Method 3: A Nested Top-Hits Aggregation?
Let’s try the method raised as an answer in the following article.
https://stackoverflow.com/questions/70545830/aggregation-that-returns-the-users-name-and-id
DELETE test
PUT test
{
"mappings": {
"properties": {
"agential": {
"properties": {
"id": {
"type": "keyword"
},
"ja": {
"type": "keyword"
},
"en": {
"type": "keyword"
}
}
}
}
}
}
PUT test/_doc/1
{
"agential": [
{
"ja": "葛飾北斎",
"en": "Katsushika, Hokusai",
"id": "chname:葛飾北斎"
}
]
}
GET test/_search
{
"query": {
"bool": {
"filter": [
{
"term": {
"agential.id": "chname:葛飾北斎"
}
}
]
}
},
"_source": [
"agential"
],
"aggs": {
"agential": {
"terms": {
"field": "agential.ja"
},
"aggs": {
"doc": {
"top_hits": {
"size": 1
}
}
}
}
}
}
In this case, the following result is returned.
{
"took" : 7,
"timed_out" : false,
"_shards" : {
"total" : 5,
"successful" : 5,
"skipped" : 0,
"failed" : 0
},
"hits" : {
"total" : {
"value" : 1,
"relation" : "eq"
},
"max_score" : 0.0,
"hits" : [
{
"_index" : "test",
"_type" : "_doc",
"_id" : "1",
"_score" : 0.0,
"_source" : {
"agential" : [
{
"ja" : "葛飾北斎",
"en" : "Katsushika, Hokusai",
"id" : "chname:葛飾北斎"
}
]
}
}
]
},
"aggregations" : {
"agential" : {
"doc_count_error_upper_bound" : 0,
"sum_other_doc_count" : 0,
"buckets" : [
{
"key" : "葛飾北斎",
"doc_count" : 1,
"doc" : {
"hits" : {
"total" : {
"value" : 1,
"relation" : "eq"
},
"max_score" : 0.0,
"hits" : [
{
"_index" : "test",
"_type" : "_doc",
"_id" : "1",
"_score" : 0.0,
"_source" : {
"agential" : [
{
"ja" : "葛飾北斎",
"en" : "Katsushika, Hokusai",
"id" : "chname:葛飾北斎"
}
]
}
}
]
}
}
}
]
}
}
}
Since aggregations.agential includes an example result, you can extract the relationship between id and ja from there.
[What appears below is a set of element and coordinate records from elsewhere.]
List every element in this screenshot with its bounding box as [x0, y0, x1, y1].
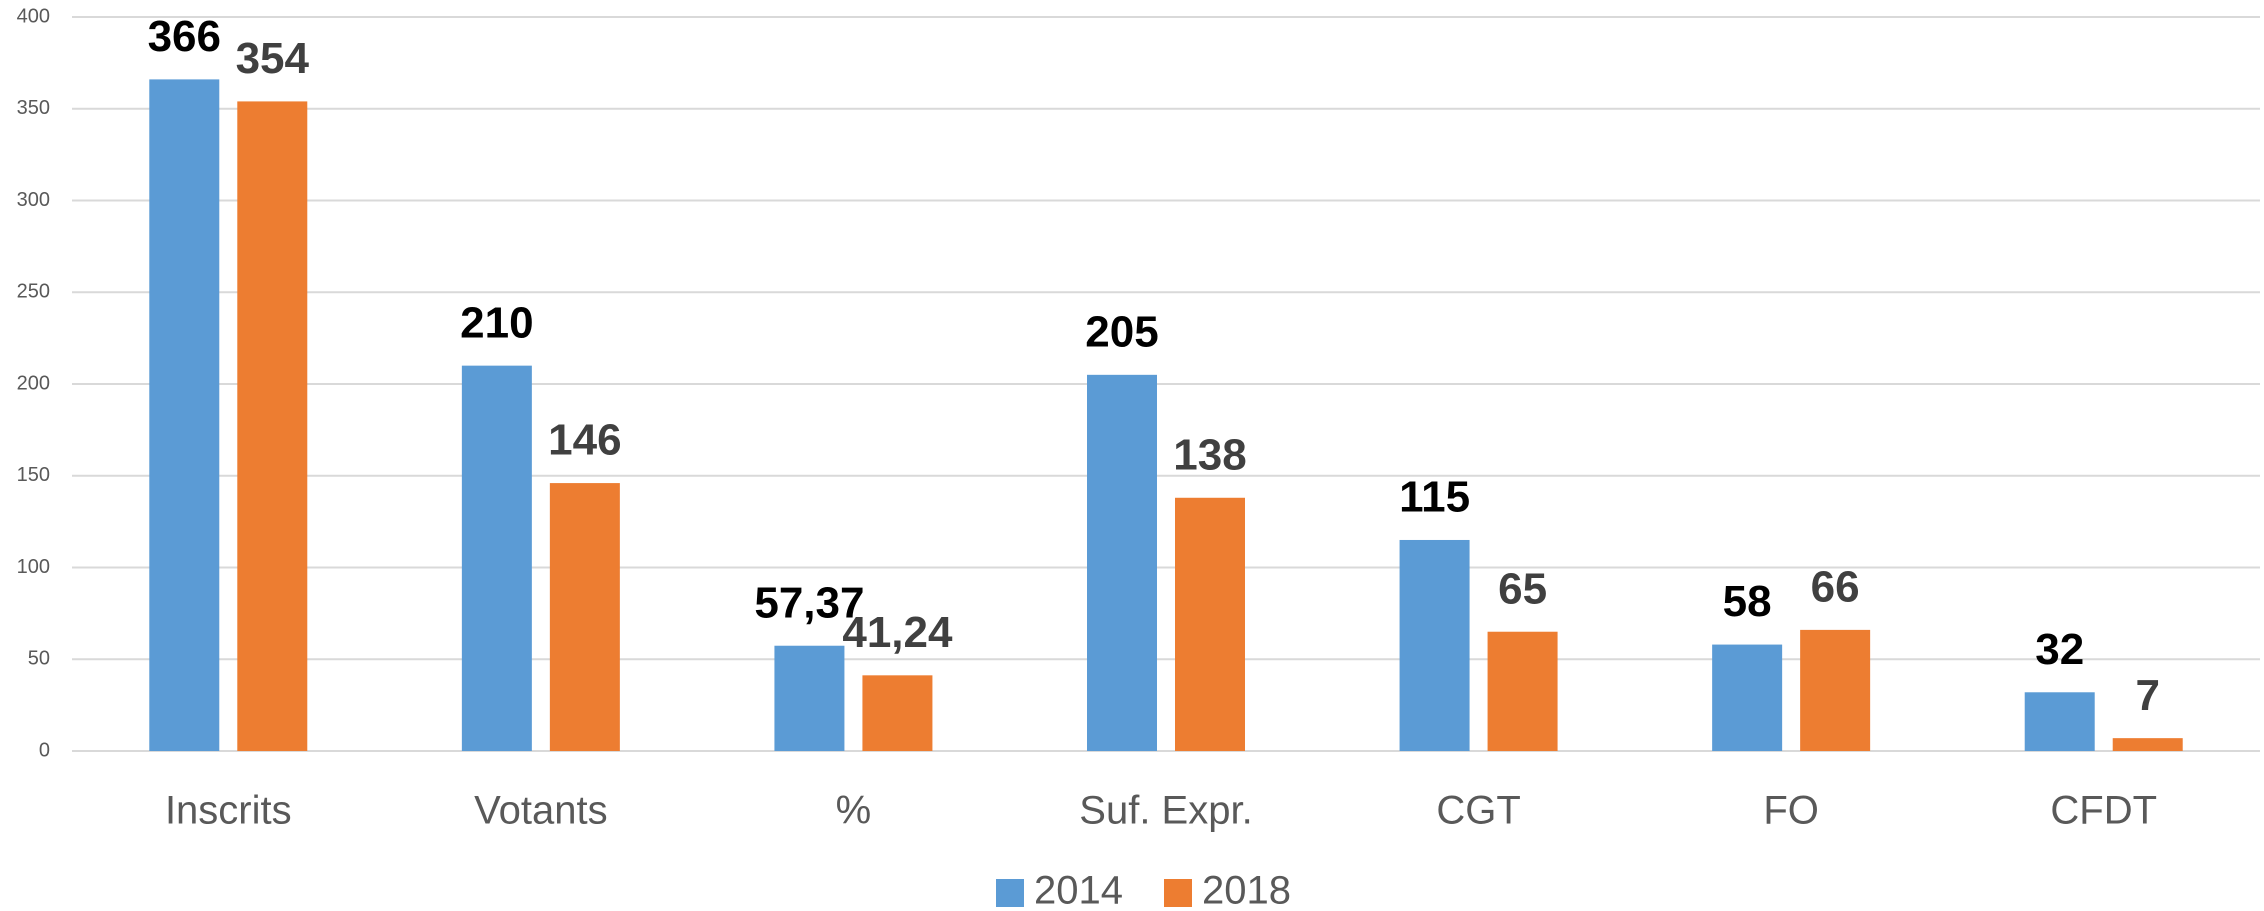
bar — [1800, 629, 1871, 751]
y-tick-label: 250 — [17, 281, 50, 303]
bar — [1712, 644, 1783, 751]
y-tick-label: 0 — [39, 739, 50, 761]
x-tick-label: Votants — [474, 789, 607, 833]
x-tick-label: FO — [1763, 789, 1819, 833]
bar — [149, 79, 220, 751]
value-label: 115 — [1399, 473, 1470, 522]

Compared to Method 2, the advantage is that there is no need to prepare a field like fc-agential, but this result also seems redundant.
Summary
I summarized the investigation results on aggregations with different keys and values (labels and IDs) in Elasticsearch. I hope this serves as a helpful reference.
Also, I believe there may be better methods beyond the three presented above. If anyone knows of any, I would appreciate it if you could share them.